Take action now to lower your property taxes in Indiana!
Businesses and individuals with Indiana real estate valued at $1,000,000 or more for tax purposes should act now to reduce their Indiana real estate tax bill. Long-term tenants obligated to pay property taxes should also take action.
It’s now or never! File your Notice of Appeal (Form 130) with the local assessment officer for the county in which your property is located by the annual appeal deadline of June 15, 2021. For most of Indiana, the Form 130 must be filed with the county assessor. . However, if your property is located within the jurisdiction of one of the remaining 13 township assessors in Indiana, your Form 130 must be filed with the township assessor. Although Indiana property tax bills for 2021 real estate assessment aren’t due until 2022, now is the time to challenge real estate “over-assessments.” If a Form 130 is not filed by June 15, 2021, the right to appeal is lost for that year, except in very limited circumstances.
More properties are re-evaluated in 2021! In 2020, many appraisers were delayed in reappraising properties; thus, they are re-evaluating many more properties in 2021. This property could be yours!
But, I did not receive a notice? ! In 2020, many appraisers were delayed in reappraising properties; thus, they are re-evaluating many more properties in 2021. This property could be yours!
Income-generating properties present discount opportunities!
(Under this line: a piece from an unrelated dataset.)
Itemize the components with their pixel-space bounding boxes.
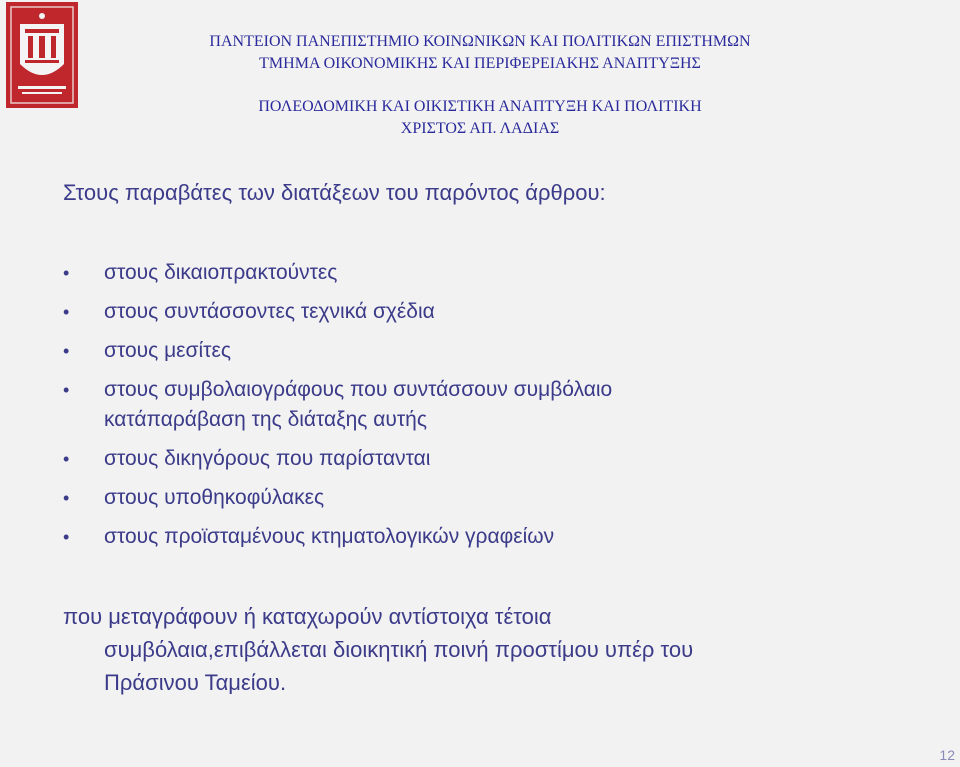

The tax assessment value of many leased commercial properties is affected by the potential for income generation, such as hotels, office buildings, shopping malls, apartments, etc. The challenges of 2020 can be an opportunity to reduce the assessed value of your property. . Note that many tenants of these properties often have the ability to appeal the tax assessment themselves under their tenancy agreements, so tenants of commercial properties should also investigate this possibility for tax savings. .
Is it worth it? The savings can really add up. For example, in Marion County (Metro Indianapolis), a writedown of $100,000 will typically result in an annual property tax decrease of about $3,000, and a writedown of $1,000,000 will a decrease in the annual tax of $30,000. Results may be similar in other Indiana counties. This can accumulate over several years.
Can I do it myself? Although many choose to represent themselves by challenging “overstatements” with the appraiser, many pitfalls and pitfalls exist for those unfamiliar with the process. A conference with the assessor is only the first step in a multi-step process, and failure to request or go through a given step may prevent a call to the next required step, such as a appeal to the County Property Tax Assessment Board of Appeals or the Indiana Board of Tax Review. Another consideration is to start off on the right foot, and experience helps. It is generally safer to involve a lawyer at the beginning, who knows the process and the property tax law.
Don’t wait, June 15, 2021 will be here before you know it.